Il est bon, il est sage de fuir parmi l'azur les mois glacés de nos hivers, noirs comme des châtiments; mais ces mois, s'ils sont là-bas plus tièdes, et surtout plus lumineux que les nôtres, ne nous vengent pas assez des ténèbres et des frimas du lieu natal. Les heures les plus claires, les plus chaudes, y garderont malgré tout un arrière-goût de neige et de nuage; elles sont belles mais timides, et promptes et effarées, se hâtent vers la nuit. Or, il faut à l'homme né du soleil, comme toutes choses, sa part héréditaire de chaleur primitive et de clarté totale. Il y a en lui d'innombrables et profondes cellules qui gardent la mémoire des jours éblouissants de l'origine et deviennent malheureuses quand elles ne peuvent faire leur moisson de rayons. L'homme peut vivre dans l'ombre mais y perd à la longue le sourire et la confiance nécessaires. En présence de nos étés crépusculaires, il devient indispensable de rétablir l'équilibre entre l'obscurité et la lumière, et de chasser parfois les froids et les ténèbres qui nous envahissent jusqu'à l'âme par de magnifiques excès de soleil.
II
Il règne là, à quelques heures de nous, l'incomparable soleil fixe que nous ne voyons plus. Ceux qui s'en vont avant la mi-juin ne savent pas ce qui se passe quand ils ne sont plus là. Comme s'ils avaient attendu le départ de témoins importuns et railleurs, voici que surgissent de tous côtés les véritables acteurs de l'admirable féerie. Durant l'hiver, devant les hôtes officiels, on ne joue qu'un prologue du genre tempéré, un peu pâle, un peu lent, un peu craintif et compassé. Mais maintenant éclatent tout à coup sur la terre enivrée les grands actes lyriques.

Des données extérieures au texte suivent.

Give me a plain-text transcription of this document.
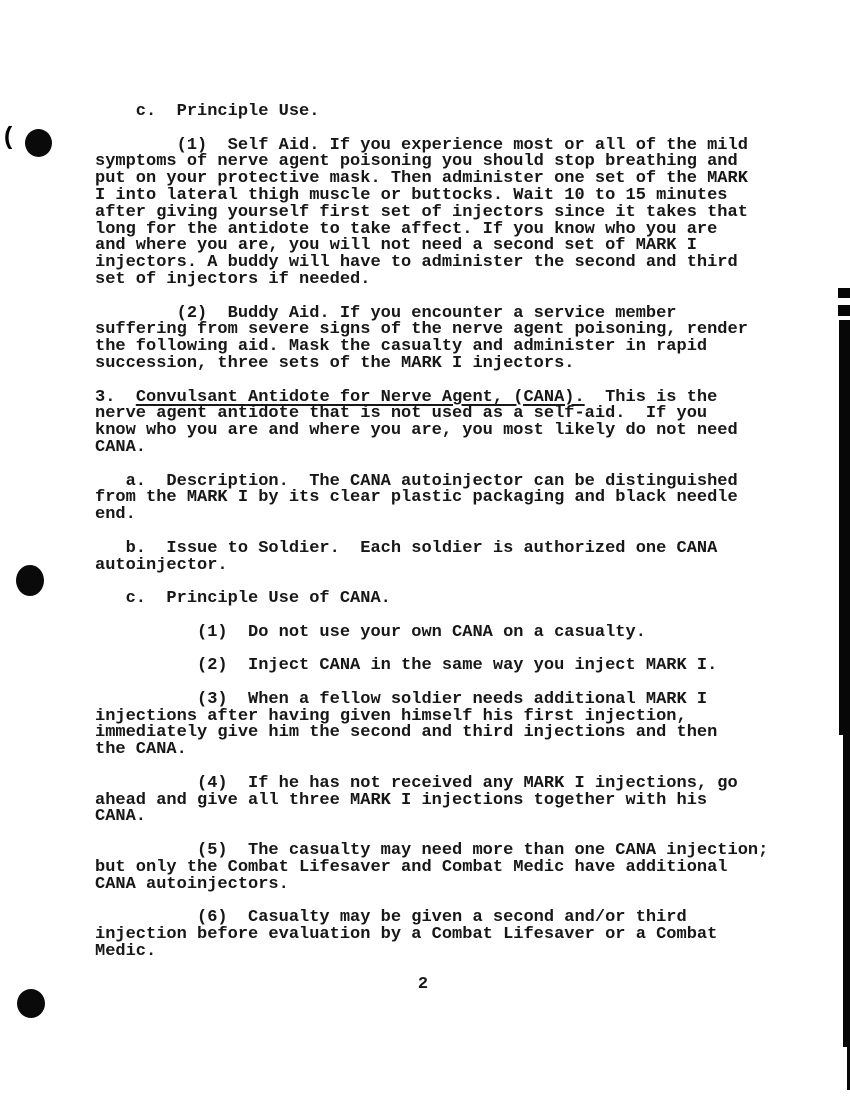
(
c.  Principle Use.
(1)  Self Aid. If you experience most or all of the mild
symptoms of nerve agent poisoning you should stop breathing and
put on your protective mask. Then administer one set of the MARK
I into lateral thigh muscle or buttocks. Wait 10 to 15 minutes
after giving yourself first set of injectors since it takes that
long for the antidote to take affect. If you know who you are
and where you are, you will not need a second set of MARK I
injectors. A buddy will have to administer the second and third
set of injectors if needed.
(2)  Buddy Aid. If you encounter a service member
suffering from severe signs of the nerve agent poisoning, render
the following aid. Mask the casualty and administer in rapid
succession, three sets of the MARK I injectors.
3.  Convulsant Antidote for Nerve Agent, (CANA).  This is the
nerve agent antidote that is not used as a self-aid.  If you
know who you are and where you are, you most likely do not need
CANA.
a.  Description.  The CANA autoinjector can be distinguished
from the MARK I by its clear plastic packaging and black needle
end.
b.  Issue to Soldier.  Each soldier is authorized one CANA
autoinjector.
c.  Principle Use of CANA.
(1)  Do not use your own CANA on a casualty.
(2)  Inject CANA in the same way you inject MARK I.
(3)  When a fellow soldier needs additional MARK I
injections after having given himself his first injection,
immediately give him the second and third injections and then
the CANA.
(4)  If he has not received any MARK I injections, go
ahead and give all three MARK I injections together with his
CANA.
(5)  The casualty may need more than one CANA injection;
but only the Combat Lifesaver and Combat Medic have additional
CANA autoinjectors.
(6)  Casualty may be given a second and/or third
injection before evaluation by a Combat Lifesaver or a Combat
Medic.
2
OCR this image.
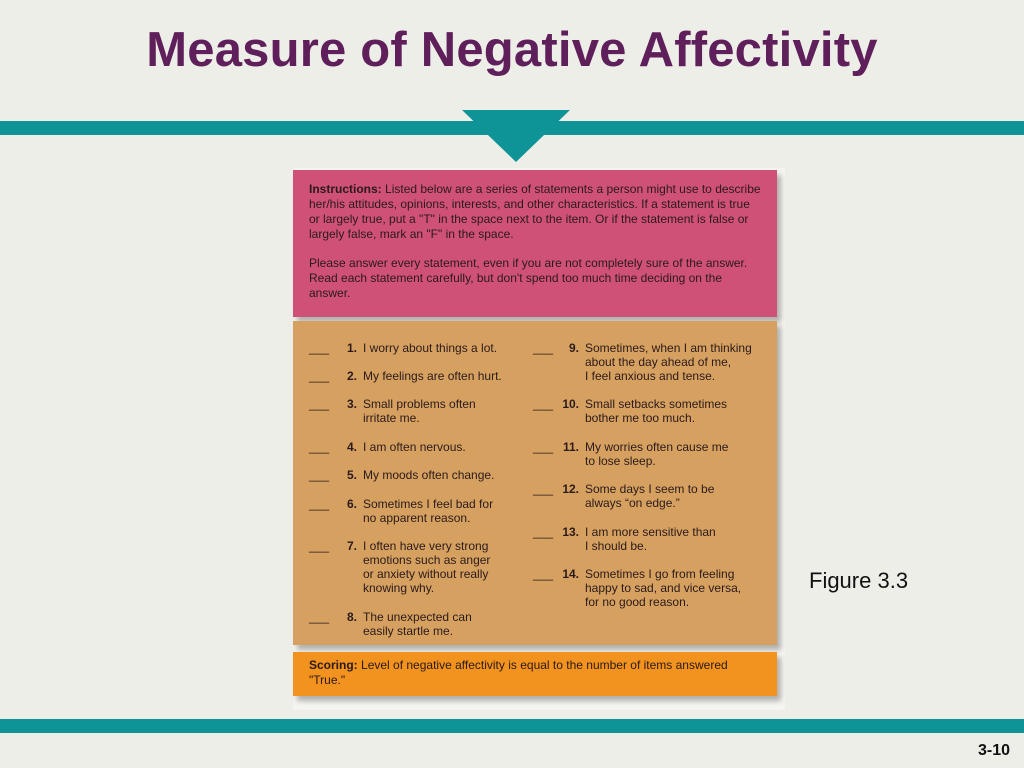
Measure of Negative Affectivity

Instructions: Listed below are a series of statements a person might use to describe her/his attitudes, opinions, interests, and other characteristics. If a statement is true or largely true, put a "T" in the space next to the item. Or if the statement is false or largely false, mark an "F" in the space.

Please answer every statement, even if you are not completely sure of the answer. Read each statement carefully, but don't spend too much time deciding on the answer.

___	1. I worry about things a lot.
___	2. My feelings are often hurt.
___	3. Small problems often
irritate me.
___	4. I am often nervous.
___	5. My moods often change.
___	6. Sometimes I feel bad for
no apparent reason.
___	7. I often have very strong
emotions such as anger
or anxiety without really
knowing why.
___	8. The unexpected can
easily startle me.
___	9. Sometimes, when I am thinking
about the day ahead of me,
I feel anxious and tense.
___ 10. Small setbacks sometimes
bother me too much.
___ 11. My worries often cause me
to lose sleep.
___ 12. Some days I seem to be
always “on edge.”
___ 13. I am more sensitive than
I should be.
___ 14. Sometimes I go from feeling
happy to sad, and vice versa,
for no good reason.
Scoring: Level of negative affectivity is equal to the number of items answered "True."
Figure 3.3
3-10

Le ciel ouvre ses perspectives jusqu'aux dernières limites de l'azur, jusqu'aux extrêmes altitudes où s'éploient la gloire et le bonheur de Dieu, et toutes les fleurs déchirent les jardins, les rochers et les plaines pour s'élever et se précipiter vers l'abîme de joie qui les aspire dans l'espace. Les anthémis, devenus fous, tendent durant six semaines, à d'invisibles fiancées, d'énormes bouquets ronds comme des boucliers de neige ardente. L'écarlate et tumultueux manteau des bougainvillées aveugle les maisons dont les fenêtres éblouies clignent parmi les flammes. Les roses jaunes revêtent les collines de voiles safranés, les roses roses, du beau rose innocent des premières pudeurs, inondent les vallées, comme si les divins réservoirs de l'aurore où s'élabore la chair idéale des femmes et des anges avaient débordé sur le monde. D'autres grimpent aux arbres, escaladent les piliers, les colonnes, les façades, les portiques, s'élancent et retombent, se relèvent et se multiplient, se bousculent et se superposent, grappes d'ivresses qui fermentent, silencieux essaims de pétales passionnés. Et les parfums innombrables, divers et impérieux qui coulent parmi cette mer d'allégresse, comme des fleuves qui ne se confondent pas et dont on reconnaît la source à chaque inspiration! Voici le torrent vert et froid du géranium-rosa, le ruissellement de clous de girofle de l'œillet, la claire et loyale rivière de la lavande, le résineux bouillonnement de la pinède et la grande nappe étale et sucrée aux douceurs presque vertigineuses de la fleur d'oranger, qui, sous l'odeur immense, illimitée et enfin reconnue de l'azur, submerge la campagne.
III
Je ne crois pas qu'il y ait au monde chose plus belle que ces jardins et ces vallées de la Provence maritime durant les six ou sept semaines où le printemps qui s'éloigne mêle encore ses verdures aux premières ardeurs de l'été qui s'installe. Mais ce qui donne à cette miraculeuse joie de la nature une mélancolie qu'on ne retrouverait en nul autre lieu, c'est la solitude inhumaine et presque douloureuse où elle s'épanouit. Il y a là, dans le désert, dans le silence et pour ainsi dire dans le vide, des treilles aux terrasses, des terrasses aux portiques de mille villas abandonnées, une émulation de beauté qui va jusqu'à la souffrance aiguë de l'ardeur, jusqu'à l'épuisement de toutes forces, de toutes formes, de toutes couleurs. Il y a là une sorte de prodigieux mot d'ordre, comme si toutes les puissances de grâce et de splendeur que recèle la nature s'étaient coalisées pour donner à la même minute, à un témoin que ne connaissent pas les hommes, une preuve unique et décisive de la béatitude et des magnificences de la terre. Il y a là une sorte d'attente inouïe, solennelle et insupportable qui, par-dessus les haies, les grilles et les murs, guette l'approche d'un grand dieu; un silence d'extase qui exige une présence surnaturelle, une impatience exaspérée et insensée qui de toutes parts s'extravase sur les routes où ne passe plus que le cortège muet et transparent des heures.
IV
Hélas! que de beautés se perdent en ce monde! Voici de quoi nourrir nos yeux jusqu'à la mort! Voici de quoi cueillir des souvenirs qui soutiendraient nos âmes jusqu'au tombeau! Voici de quoi fournir à des milliers de cœurs le suprême aliment de la vie!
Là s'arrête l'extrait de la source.